Agora, da Alemanha, conta que passou duas semanas trancado em um hangar perto da costa leste da Líbia com outras 200 pessoas.

"Nos maltratavam, gritavam com a gente, nos humilhavam e batiam na gente", lembra o jovem. Além disso, recebiam apenas rações escassas de arroz, pão e queijo.

No dia da partida, "cerca de 20 homens armados forçaram a gente a correr" do hangar para o mar.

"Eles nos atingiram com a coroa de seus fuzis", relata. "Quando chegamos à costa, eu estava exausto", continua ele.

Mercenários
As pessoas que querem emigrar também encontram um subterfúgio para chegar ao oeste da Líbia a partir da Turquia, embora este país tenha bloqueado a passagem para os sírios, privando-os desde que era sua principal rota migratória.

No norte da Síria controlado por grupos rebeldes pró-turcos, um homem que recruta combatentes disse que atravessou migrantes para a Líbia, fazendo-os passar por mercenários pró-turcos.

"A cada seis meses aproveitamos a rotação dos combatentes para enviar pessoas com eles", disse ele à AFP.

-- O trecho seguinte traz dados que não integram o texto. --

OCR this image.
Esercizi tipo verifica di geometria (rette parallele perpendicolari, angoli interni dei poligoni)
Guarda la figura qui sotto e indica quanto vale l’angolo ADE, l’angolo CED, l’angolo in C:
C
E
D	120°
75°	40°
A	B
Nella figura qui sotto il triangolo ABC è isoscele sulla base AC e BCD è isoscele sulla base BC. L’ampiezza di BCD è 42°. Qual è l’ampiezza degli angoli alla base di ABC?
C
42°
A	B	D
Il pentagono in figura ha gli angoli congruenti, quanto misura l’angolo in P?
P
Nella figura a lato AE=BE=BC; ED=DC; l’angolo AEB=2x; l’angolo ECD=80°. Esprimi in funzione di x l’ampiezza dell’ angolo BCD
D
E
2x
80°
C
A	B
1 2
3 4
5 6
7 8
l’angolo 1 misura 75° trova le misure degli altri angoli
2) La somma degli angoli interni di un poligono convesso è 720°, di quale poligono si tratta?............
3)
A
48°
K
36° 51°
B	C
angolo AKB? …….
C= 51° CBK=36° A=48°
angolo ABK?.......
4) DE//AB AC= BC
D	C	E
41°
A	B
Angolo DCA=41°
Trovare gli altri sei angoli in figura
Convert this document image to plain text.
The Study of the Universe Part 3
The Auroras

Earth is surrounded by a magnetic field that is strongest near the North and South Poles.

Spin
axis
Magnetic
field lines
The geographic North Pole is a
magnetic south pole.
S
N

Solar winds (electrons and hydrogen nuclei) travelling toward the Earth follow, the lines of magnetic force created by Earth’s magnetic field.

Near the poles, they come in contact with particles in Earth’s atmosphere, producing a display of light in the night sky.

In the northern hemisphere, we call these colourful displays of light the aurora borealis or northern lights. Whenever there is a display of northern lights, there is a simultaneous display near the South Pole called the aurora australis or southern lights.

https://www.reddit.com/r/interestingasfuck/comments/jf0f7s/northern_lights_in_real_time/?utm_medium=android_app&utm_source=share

São sírios das províncias de Aleppo e Idlib, parcialmente controlados pela oposição, "especialmente os que vivem em acampamentos de deslocados", explica.

Registrados como "combatentes", os migrantes sírios têm direito a um "salário" pago pelos turcos de cerca de US$ 2.500.

O grupo armado contrata quase metade. Os demais vão com ele e aproveitam a viagem grátis, explica o "recrutador".

Os migrantes devem transitar por acampamentos de grupos pró-Ancara antes de seguirem para a Turquia e, de lá, para Trípoli. Lá, passe por acampamentos de milícias sírias antes de entrar em contato com os traficantes, que pedem US$ 2.000 (R$ 9,9 mil na cotação atual) para levá-los à Itália, disse a mesma fonte.

A rota para a Líbia em áreas controladas pelo regime sírio pode ser mais tortuosa, porque os traficantes devem cobrir seus rastros, diz o contrabandista de Daraa.

A AFP pôde ver uma passagem de avião em grupo para cerca de 20 migrantes sírios que foram para o Líbano por via terrestre, de onde embarcaram para um país do Golfo, depois para o Egito para, finalmente, chegar a Benghazi, no leste da Líbia .

Também há voos diretos da empresa privada síria Cham Wings entre Damasco e Benghazi. Esta companhia aérea entrou em uma lista negava da União Europeia em 2021 por seu claro envolvimento na transferência de migrantes clandestinos para Belarus. As privilegiadas foram suspensas em julho de 2022.

Questionado pela AFP, Osama Satea, um porta-voz da Cham Wings, garantiu que a empresa transporta apenas pessoas com documentos de viagem e autorização válida para a Líbia.

"Não faça isso" 
Os sírios precisam de uma autorização das autoridades locais para entrar em Benghazi, mas isso não é um problema para o traficante de Daraa: "na Líbia, como na Síria, pagar os agentes de segurança pode resolver tudo", disse à AFP.

"Temos um cara no aparato de segurança que consegue autorizações em um piscar de olhos", diz ele.

De acordo com o relato dos migrantes, um auxiliar dos contrabandistas, às vezes um agente de segurança, os escoltava para fora do aeroporto de Benghazi.

Uma autorização de segurança consultada pela AFP com uma lista de 80 sírios tinha o logotipo das forças do marechal Haftar, o homem do forte do leste da Líbia. Ao chegar a este país do Magreb, os sírios podem aguardar semanas, ou meses, antes de se aventurarem na parte mais perigosa da viagem.

O Mediterrâneo central é a rota migratória mais perigosa do mundo, com mais de 20.000 mortos desde 2014, segundo a Organização Internacional para as Migrações (OIM). Entre os sobreviventes do navio que naufragou na costa da Grécia em junho estava um sírio de 23 anos, que pagou mais de US$ 6.000 pela viagem.

"Eu sabia que estava correndo riscos, mas não esperava isso", disse o jovem à AFP, já na Europa. Em sua memória, estão registradas as lutas por água e comida que causaram seis mortes durante uma viagem, ou a necessidade de beber água do mar a partir do quinto dia de viagem.

"Queria deixar a guerra para trás, viver minha vida e ajudar minha família", diz ele. "Mas hoje eu digo es que querem sair da mesma maneira: 'Não faça isso'".